Below me on the street by the hospital, someone had made a very bad mistake. They had parked their car beside the street in a low lying area.
The hospital is located in Charleston, a seacoast town. When you take low lying, seacoast town, heavy rain, and high tide and mix them together, well, it's a mess. And this car was getting the brunt of it.
The water was already at least a foot deep and rising.

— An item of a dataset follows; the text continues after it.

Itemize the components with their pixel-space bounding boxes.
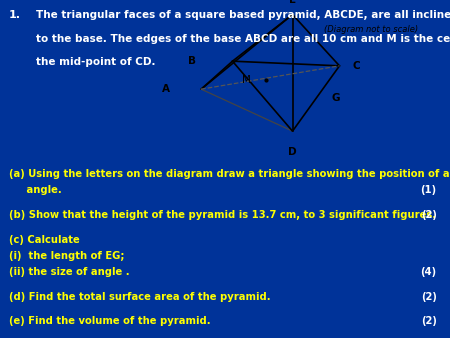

Every car that passed drew a wake and a roostertail that came higher and higher on the car. Soon, the water was over the opening to the trunk and surely filling the inside of the car as well. When bigger trucks passed the waves crested the trunk.
Another person in the waiting room heard us and came over to look. "Oh my God!" he said.
Then another couple of ladies came over. "Oh my God!" they gushed, in unison.
From there we saw a steady stream of patients, family members, nurses and hospital staff, each of them looking out the window and every single last one of them saying "Oh my God!" on cue.
That's when the nurse came over. "The doctor is finished with your mother's cath, and he wants to see you in the conference room."
My sister turned white. The nurse showed us to the conference room. "They have never asked to go into the conference room before," my sister said.
"Perhaps this doctor just likes doing it this way," I said. I was probably not very convincing, but she smiled and we sat and waited.
Soon the doctor came in and told us the complete rundown. Seems that nothing was wrong, no blockages, stents were holding out, everything was clear. All the news was good.
For those who prayed, thanks, it worked.
My sister wanted to take me to lunch for a belated birthday present, and we went to a really cool restaurant called California Dreaming. California Dreaming is designed to look like a civil war fort and the food and atmosphere were top notch. If you ever go, here's a hint: seating in the restaurant section can get very backed up, but there is also seating in the bar area at tables that may be available right away just by asking.
When Mom was up and around, we took her home. By then the flood waters had subsided completely and the street that had been so flooded earlier hardly had a puddle on it. Amazing.
Glad that wasn't my car though.
Long story short, everything worked out as good as it possibly could have. Mom's home and feeling well, I'm home and feeling well, and I think my sister is out on her boat today.
Things are back to normal.
Ain't that a nice feeling?
We should manage our fortunes as we do our health - enjoy it when good, be patient when it is bad, and never apply violent remedies except in an extreme necessity.